Thats not quite the case though is it... the OP said after lambasting young people, went onto to say Apologies this has turned into a proper rant im just so frustrated by society at the minute

To me that means he/she clearly means all young people.... apart from miraculously themselves....

I also say again, any public sector organisation will deal with repeated sickness due to MH in exactly the same way they deal with any other repeated time due to illness.

Mickarooni · 30/11/2021 21:34

I’m sure you have better things to do on your annual leave than to name change and criticise other young people. If you’re a graduate too, you’re also learning. Be more humble, you’ll go far.

honeylulu · 30/11/2021 21:42

@PrincessPaws
I agree wholeheartedly with the substance of your post.
I would just demur that "anxiety" itself is not a disorder but an entirely normal feeling in circumstances that provoke it. It is simply a state of feeling anxious (worried, agitated etc) It does not mean the same as an anxiety disorder. The trouble is that this error is common and many people seize on the word "anxiety" to imply that they have an actual anxiety disorder.

I am anxious/ have anxiety (genuinely) at times but I am confident that I do not have an anxiety disorder. I just get worried and stressed when I have challenges or time pressures with no obvious outlet.

H0bnob · 30/11/2021 21:44

@Octavia174

The OP was scrupulous in saying her remarks were about graduates in her work, not generalising, so not bashing, and has been back to say her intention was not to hang public service out to dry

Thats not quite the case though is it... the OP said after lambasting young people, went onto to say Apologies this has turned into a proper rant im just so frustrated by society at the minute

To me that means he/she clearly means all young people.... apart from miraculously themselves....

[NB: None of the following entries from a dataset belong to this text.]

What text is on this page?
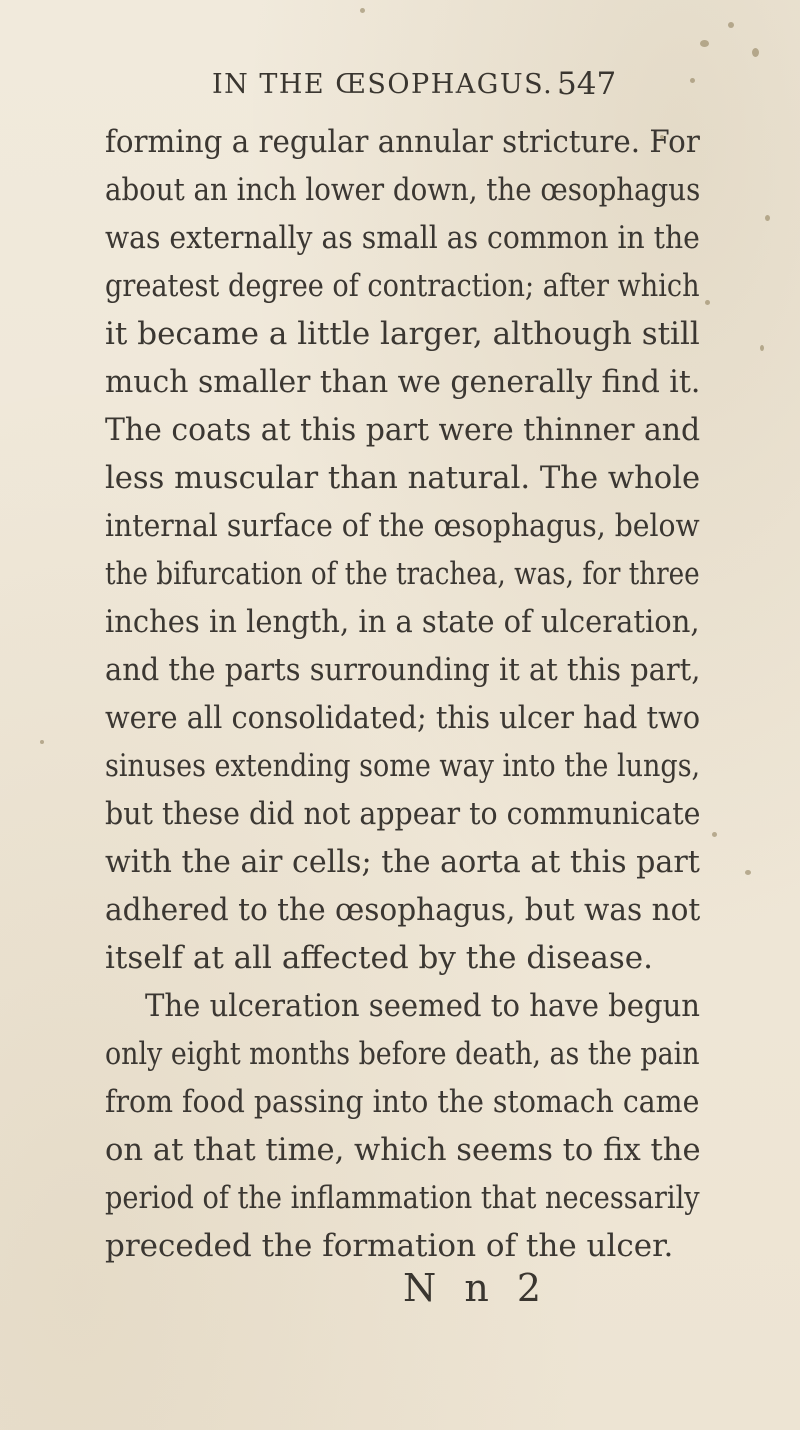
IN THE ŒSOPHAGUS. 547
forming a regular annular stricture. For
about an inch lower down, the œsophagus
was externally as small as common in the
greatest degree of contraction; after which
it became a little larger, although still
much smaller than we generally find it.
The coats at this part were thinner and
less muscular than natural. The whole
internal surface of the œsophagus, below
the bifurcation of the trachea, was, for three
inches in length, in a state of ulceration,
and the parts surrounding it at this part,
were all consolidated; this ulcer had two
sinuses extending some way into the lungs,
but these did not appear to communicate
with the air cells; the aorta at this part
adhered to the œsophagus, but was not
itself at all affected by the disease.
The ulceration seemed to have begun
only eight months before death, as the pain
from food passing into the stomach came
on at that time, which seems to fix the
period of the inflammation that necessarily
preceded the formation of the ulcer.
N n 2
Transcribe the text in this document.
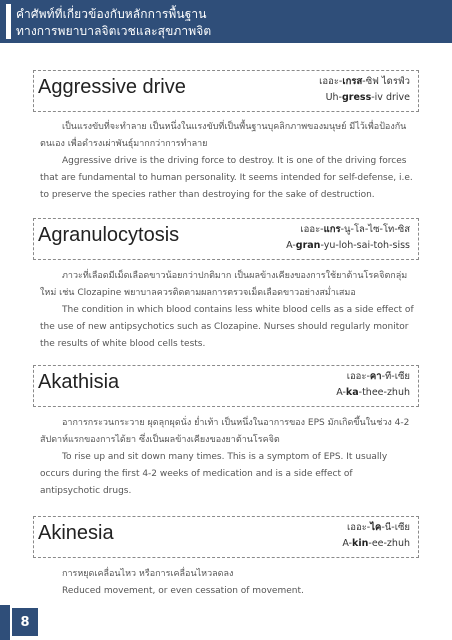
คำศัพท์ที่เกี่ยวข้องกับหลักการพื้นฐาน
ทางการพยาบาลจิตเวชและสุขภาพจิต
Aggressive drive	เออะ-เกรส-ซิฟ ไดรฟ์ว
Uh-gress-iv drive

เป็นแรงขับที่จะทำลาย เป็นหนึ่งในแรงขับที่เป็นพื้นฐานบุคลิกภาพของมนุษย์ มีไว้เพื่อป้องกันตนเอง เพื่อดำรงเผ่าพันธุ์มากกว่าการทำลาย

Aggressive drive is the driving force to destroy. It is one of the driving forces that are fundamental to human personality. It seems intended for self-defense, i.e. to preserve the species rather than destroying for the sake of destruction.

Agranulocytosis	เออะ-แกร-นู-โล-ไซ-โท-ซิส
A-gran-yu-loh-sai-toh-siss

ภาวะที่เลือดมีเม็ดเลือดขาวน้อยกว่าปกติมาก เป็นผลข้างเคียงของการใช้ยาต้านโรคจิตกลุ่มใหม่ เช่น Clozapine พยาบาลควรติดตามผลการตรวจเม็ดเลือดขาวอย่างสม่ำเสมอ

The condition in which blood contains less white blood cells as a side effect of the use of new antipsychotics such as Clozapine. Nurses should regularly monitor the results of white blood cells tests.

Akathisia	เออะ-คา-ที-เซีย
A-ka-thee-zhuh

อาการกระวนกระวาย ผุดลุกผุดนั่ง ย่ำเท้า เป็นหนึ่งในอาการของ EPS มักเกิดขึ้นในช่วง 4-2 สัปดาห์แรกของการได้ยา ซึ่งเป็นผลข้างเคียงของยาต้านโรคจิต

To rise up and sit down many times. This is a symptom of EPS. It usually occurs during the first 4-2 weeks of medication and is a side effect of antipsychotic drugs.

Akinesia	เออะ-ไค-นี-เซีย
A-kin-ee-zhuh

การหยุดเคลื่อนไหว หรือการเคลื่อนไหวลดลง

Reduced movement, or even cessation of movement.

8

I also say again, any public sector organisation will deal with repeated sickness due to MH in exactly the same way they deal with any other repeated time due to illness.

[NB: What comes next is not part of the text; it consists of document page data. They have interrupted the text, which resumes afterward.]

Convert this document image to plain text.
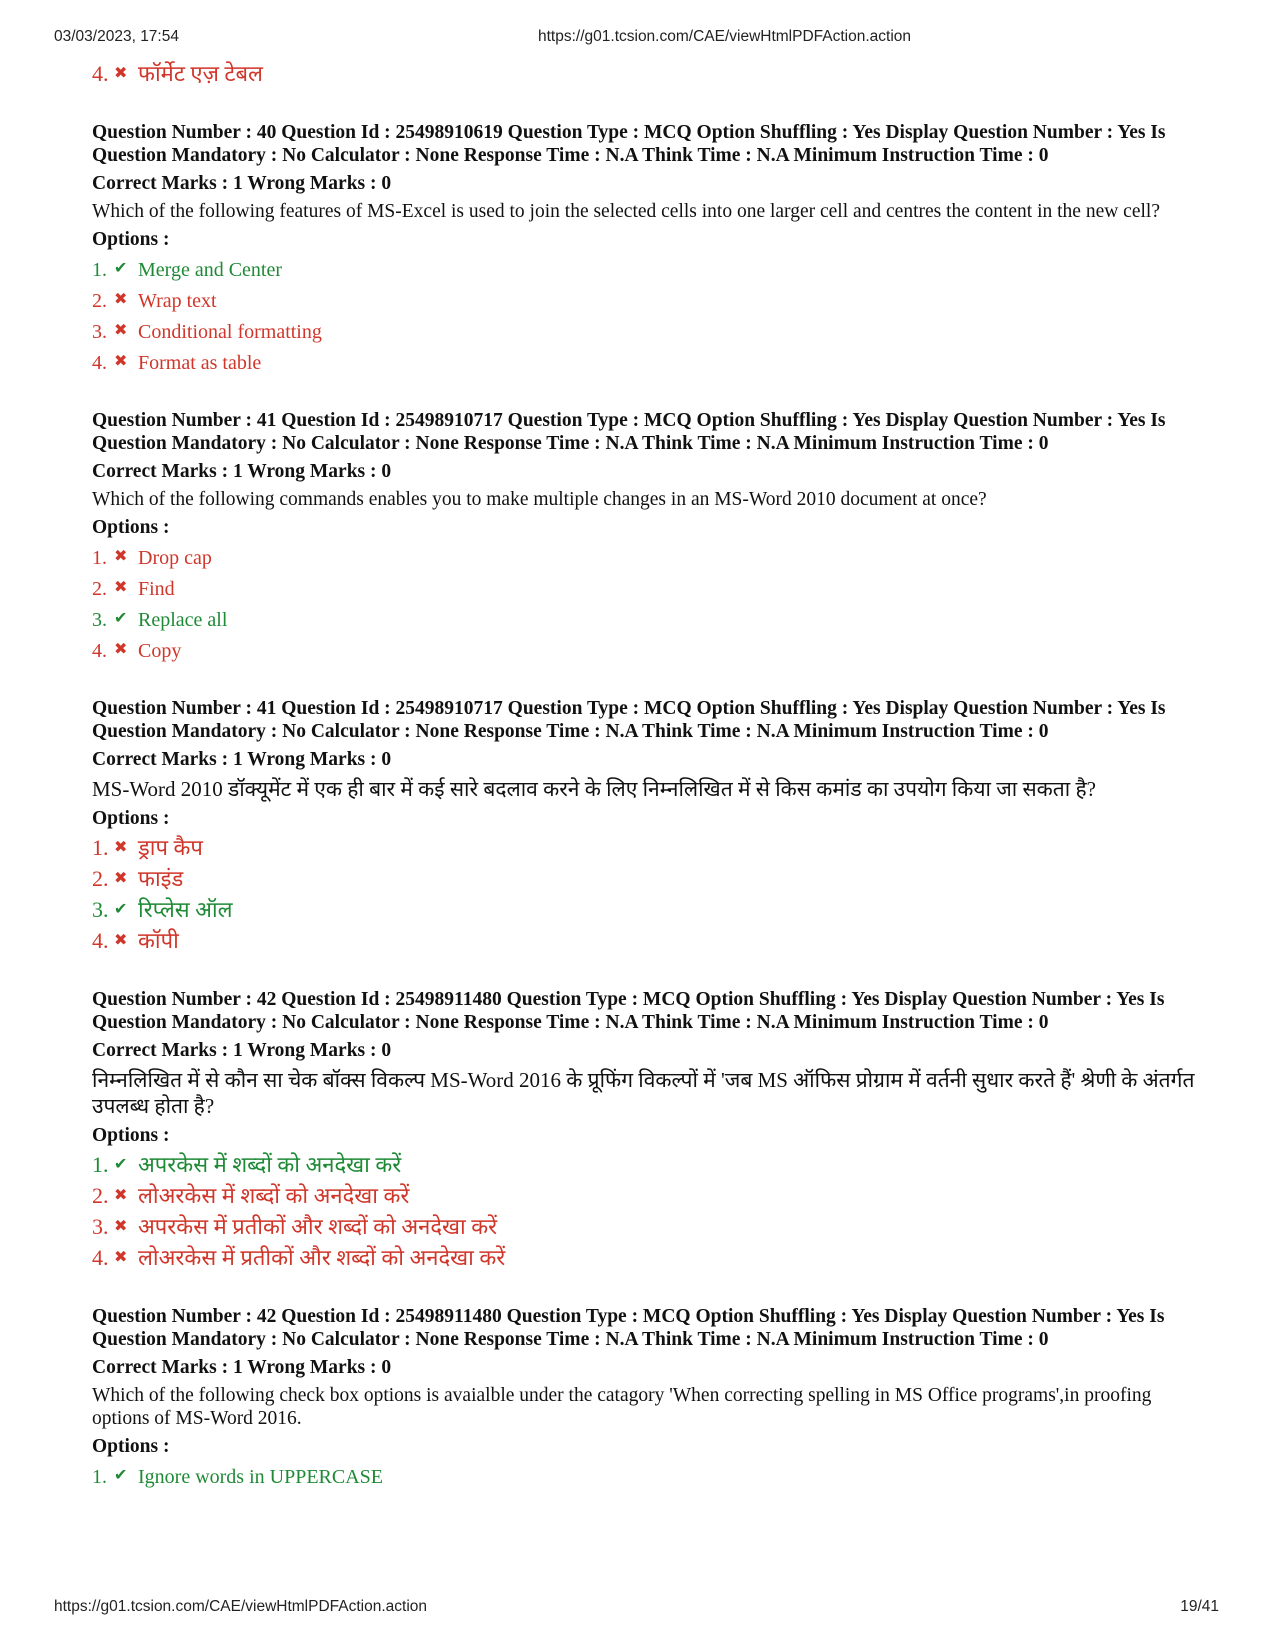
03/03/2023, 17:54	https://g01.tcsion.com/CAE/viewHtmlPDFAction.action
4. ✖ फॉर्मेट एज़ टेबल
Question Number : 40 Question Id : 25498910619 Question Type : MCQ Option Shuffling : Yes Display Question Number : Yes Is Question Mandatory : No Calculator : None Response Time : N.A Think Time : N.A Minimum Instruction Time : 0
Correct Marks : 1 Wrong Marks : 0
Which of the following features of MS-Excel is used to join the selected cells into one larger cell and centres the content in the new cell?
Options :
1. ✔ Merge and Center
2. ✖ Wrap text
3. ✖ Conditional formatting
4. ✖ Format as table
Question Number : 41 Question Id : 25498910717 Question Type : MCQ Option Shuffling : Yes Display Question Number : Yes Is Question Mandatory : No Calculator : None Response Time : N.A Think Time : N.A Minimum Instruction Time : 0
Correct Marks : 1 Wrong Marks : 0
Which of the following commands enables you to make multiple changes in an MS-Word 2010 document at once?
Options :
1. ✖ Drop cap
2. ✖ Find
3. ✔ Replace all
4. ✖ Copy
Question Number : 41 Question Id : 25498910717 Question Type : MCQ Option Shuffling : Yes Display Question Number : Yes Is Question Mandatory : No Calculator : None Response Time : N.A Think Time : N.A Minimum Instruction Time : 0
Correct Marks : 1 Wrong Marks : 0
MS-Word 2010 डॉक्यूमेंट में एक ही बार में कई सारे बदलाव करने के लिए निम्नलिखित में से किस कमांड का उपयोग किया जा सकता है?
Options :
1. ✖ ड्राप कैप
2. ✖ फाइंड
3. ✔ रिप्लेस ऑल
4. ✖ कॉपी
Question Number : 42 Question Id : 25498911480 Question Type : MCQ Option Shuffling : Yes Display Question Number : Yes Is Question Mandatory : No Calculator : None Response Time : N.A Think Time : N.A Minimum Instruction Time : 0
Correct Marks : 1 Wrong Marks : 0
निम्नलिखित में से कौन सा चेक बॉक्स विकल्प MS-Word 2016 के प्रूफिंग विकल्पों में 'जब MS ऑफिस प्रोग्राम में वर्तनी सुधार करते हैं' श्रेणी के अंतर्गत उपलब्ध होता है?
Options :
1. ✔ अपरकेस में शब्दों को अनदेखा करें
2. ✖ लोअरकेस में शब्दों को अनदेखा करें
3. ✖ अपरकेस में प्रतीकों और शब्दों को अनदेखा करें
4. ✖ लोअरकेस में प्रतीकों और शब्दों को अनदेखा करें
Question Number : 42 Question Id : 25498911480 Question Type : MCQ Option Shuffling : Yes Display Question Number : Yes Is Question Mandatory : No Calculator : None Response Time : N.A Think Time : N.A Minimum Instruction Time : 0
Correct Marks : 1 Wrong Marks : 0
Which of the following check box options is avaialble under the catagory 'When correcting spelling in MS Office programs',in proofing options of MS-Word 2016.
Options :
1. ✔ Ignore words in UPPERCASE
https://g01.tcsion.com/CAE/viewHtmlPDFAction.action	19/41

It means the young people I work with...and the general use of self diagnosed mental health issues as a scapegoat for laziness across society (not limited to any one generation)
OP posts:
H0bnob · 30/11/2021 21:47

@Mickarooni

I’m sure you have better things to do on your annual leave than to name change and criticise other young people. If you’re a graduate too, you’re also learning. Be more humble, you’ll go far.
I'm sure I do but this post was sparked by a conversation with my boyfriend and I wanted to gather opinions on the matter and see if i was alone. I'm sure spending 5 minutes out of my day to type it up, and then following up through the afternoon in between activties as I am generally interested in replies, isnt considered a waste of annual leave.

I know I am still learning...hence I am trying hard to better myself at my job and gain as many new skills as I can. Its just a shame others don't seem to be too, which is sort of my whole point...

OP posts:
Babybooboodedoo · 30/11/2021 21:50

@H0bnob don’t worry, I didn’t think you were bashing public sector workers- my comment was directed at other posters. Also please don’t take all these comments to heart, mumsnet can be great, but also feel pretty harsh when you’re the OP. I don’t think you have said anything to imply mental health issues are not serious for many people.

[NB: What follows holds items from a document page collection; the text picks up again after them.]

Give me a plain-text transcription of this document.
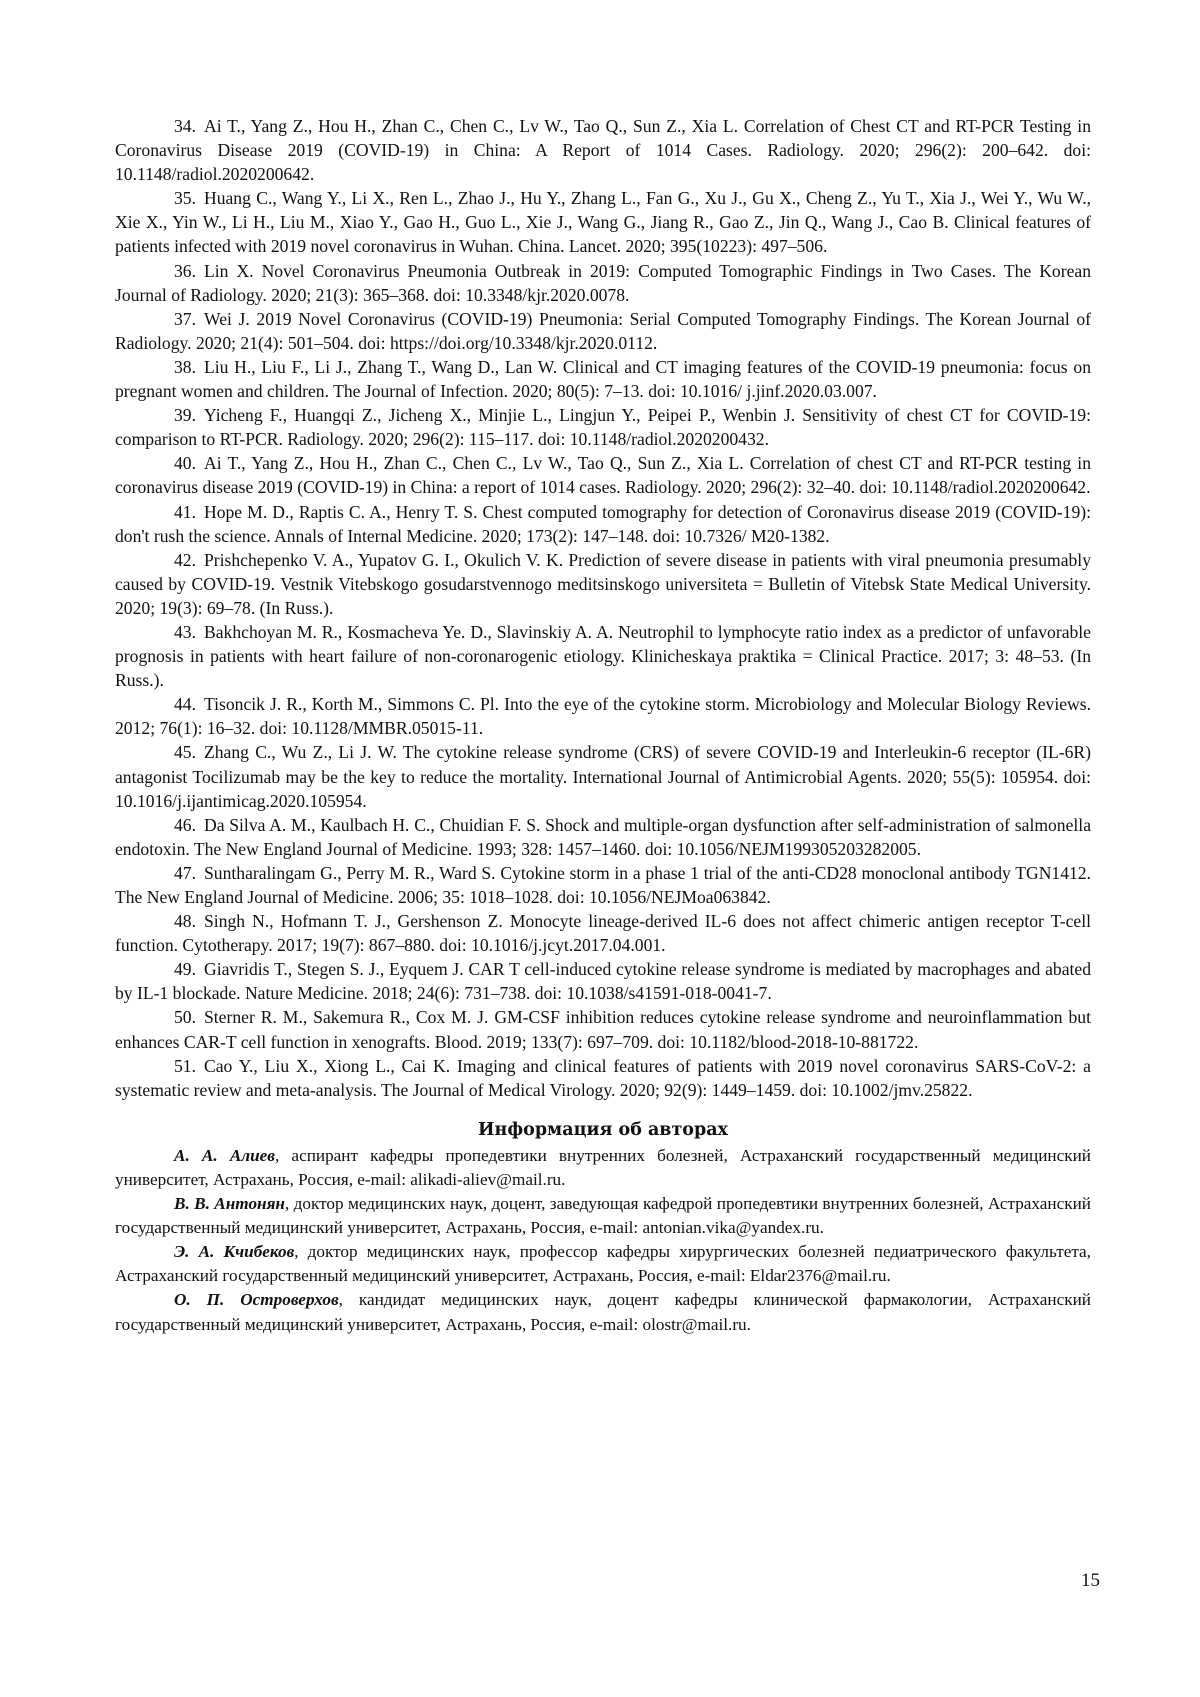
34. Ai T., Yang Z., Hou H., Zhan C., Chen C., Lv W., Tao Q., Sun Z., Xia L. Correlation of Chest CT and RT-PCR Testing in Coronavirus Disease 2019 (COVID-19) in China: A Report of 1014 Cases. Radiology. 2020; 296(2): 200–642. doi: 10.1148/radiol.2020200642.

35. Huang C., Wang Y., Li X., Ren L., Zhao J., Hu Y., Zhang L., Fan G., Xu J., Gu X., Cheng Z., Yu T., Xia J., Wei Y., Wu W., Xie X., Yin W., Li H., Liu M., Xiao Y., Gao H., Guo L., Xie J., Wang G., Jiang R., Gao Z., Jin Q., Wang J., Cao B. Clinical features of patients infected with 2019 novel coronavirus in Wuhan. China. Lancet. 2020; 395(10223): 497–506.

36. Lin X. Novel Coronavirus Pneumonia Outbreak in 2019: Computed Tomographic Findings in Two Cases. The Korean Journal of Radiology. 2020; 21(3): 365–368. doi: 10.3348/kjr.2020.0078.

37. Wei J. 2019 Novel Coronavirus (COVID-19) Pneumonia: Serial Computed Tomography Findings. The Korean Journal of Radiology. 2020; 21(4): 501–504. doi: https://doi.org/10.3348/kjr.2020.0112.

38. Liu H., Liu F., Li J., Zhang T., Wang D., Lan W. Clinical and CT imaging features of the COVID-19 pneumonia: focus on pregnant women and children. The Journal of Infection. 2020; 80(5): 7–13. doi: 10.1016/ j.jinf.2020.03.007.

39. Yicheng F., Huangqi Z., Jicheng X., Minjie L., Lingjun Y., Peipei P., Wenbin J. Sensitivity of chest CT for COVID-19: comparison to RT-PCR. Radiology. 2020; 296(2): 115–117. doi: 10.1148/radiol.2020200432.

40. Ai T., Yang Z., Hou H., Zhan C., Chen C., Lv W., Tao Q., Sun Z., Xia L. Correlation of chest CT and RT-PCR testing in coronavirus disease 2019 (COVID-19) in China: a report of 1014 cases. Radiology. 2020; 296(2): 32–40. doi: 10.1148/radiol.2020200642.

41. Hope M. D., Raptis C. A., Henry T. S. Chest computed tomography for detection of Coronavirus disease 2019 (COVID-19): don't rush the science. Annals of Internal Medicine. 2020; 173(2): 147–148. doi: 10.7326/ M20-1382.

42. Prishchepenko V. A., Yupatov G. I., Okulich V. K. Prediction of severe disease in patients with viral pneumonia presumably caused by COVID-19. Vestnik Vitebskogo gosudarstvennogo meditsinskogo universiteta = Bulletin of Vitebsk State Medical University. 2020; 19(3): 69–78. (In Russ.).

43. Bakhchoyan M. R., Kosmacheva Ye. D., Slavinskiy A. A. Neutrophil to lymphocyte ratio index as a predictor of unfavorable prognosis in patients with heart failure of non-coronarogenic etiology. Klinicheskaya praktika = Clinical Practice. 2017; 3: 48–53. (In Russ.).

44. Tisoncik J. R., Korth M., Simmons C. Pl. Into the eye of the cytokine storm. Microbiology and Molecular Biology Reviews. 2012; 76(1): 16–32. doi: 10.1128/MMBR.05015-11.

45. Zhang C., Wu Z., Li J. W. The cytokine release syndrome (CRS) of severe COVID-19 and Interleukin-6 receptor (IL-6R) antagonist Tocilizumab may be the key to reduce the mortality. International Journal of Antimicrobial Agents. 2020; 55(5): 105954. doi: 10.1016/j.ijantimicag.2020.105954.

46. Da Silva A. M., Kaulbach H. C., Chuidian F. S. Shock and multiple-organ dysfunction after self-administration of salmonella endotoxin. The New England Journal of Medicine. 1993; 328: 1457–1460. doi: 10.1056/NEJM199305203282005.

47. Suntharalingam G., Perry M. R., Ward S. Cytokine storm in a phase 1 trial of the anti-CD28 monoclonal antibody TGN1412. The New England Journal of Medicine. 2006; 35: 1018–1028. doi: 10.1056/NEJMoa063842.

48. Singh N., Hofmann T. J., Gershenson Z. Monocyte lineage-derived IL-6 does not affect chimeric antigen receptor T-cell function. Cytotherapy. 2017; 19(7): 867–880. doi: 10.1016/j.jcyt.2017.04.001.

49. Giavridis T., Stegen S. J., Eyquem J. CAR T cell-induced cytokine release syndrome is mediated by macrophages and abated by IL-1 blockade. Nature Medicine. 2018; 24(6): 731–738. doi: 10.1038/s41591-018-0041-7.

50. Sterner R. M., Sakemura R., Cox M. J. GM-CSF inhibition reduces cytokine release syndrome and neuroinflammation but enhances CAR-T cell function in xenografts. Blood. 2019; 133(7): 697–709. doi: 10.1182/blood-2018-10-881722.

51. Cao Y., Liu X., Xiong L., Cai K. Imaging and clinical features of patients with 2019 novel coronavirus SARS-CoV-2: a systematic review and meta-analysis. The Journal of Medical Virology. 2020; 92(9): 1449–1459. doi: 10.1002/jmv.25822.

Информация об авторах

А. А. Алиев, аспирант кафедры пропедевтики внутренних болезней, Астраханский государственный медицинский университет, Астрахань, Россия, e-mail: alikadi-aliev@mail.ru.

В. В. Антонян, доктор медицинских наук, доцент, заведующая кафедрой пропедевтики внутренних болезней, Астраханский государственный медицинский университет, Астрахань, Россия, e-mail: antonian.vika@yandex.ru.

Э. А. Кчибеков, доктор медицинских наук, профессор кафедры хирургических болезней педиатрического факультета, Астраханский государственный медицинский университет, Астрахань, Россия, e-mail: Eldar2376@mail.ru.

О. П. Островерхов, кандидат медицинских наук, доцент кафедры клинической фармакологии, Астраханский государственный медицинский университет, Астрахань, Россия, e-mail: olostr@mail.ru.

15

Wheresmywoolyjumpers · 30/11/2021 21:56

I think it's a shame that some people on here seem to be so dismissive about depression and anxiety

On the whole people here are differentiating between having feelings of depression and anxiety and having a disorder. And those things are very different. But it seems that there are increasing numbers of younger people feel anything which causes distress is a disorder and warrants special attention and adjustments. This is what is not helpful. And yes, if people are struggling to cope they deserve support but only in order that they can do what is expected of them, not get out of doing what they don't want to do. Not sure if the comment about people getting into mental health as a power trip is a dig at anyone in particular, and I sure you are right. Personally I got into it to help alleviate suffering and be of service. But after 20 years in MH I did not expect to end up helping so many young people learn lessons that their parents should have taught them.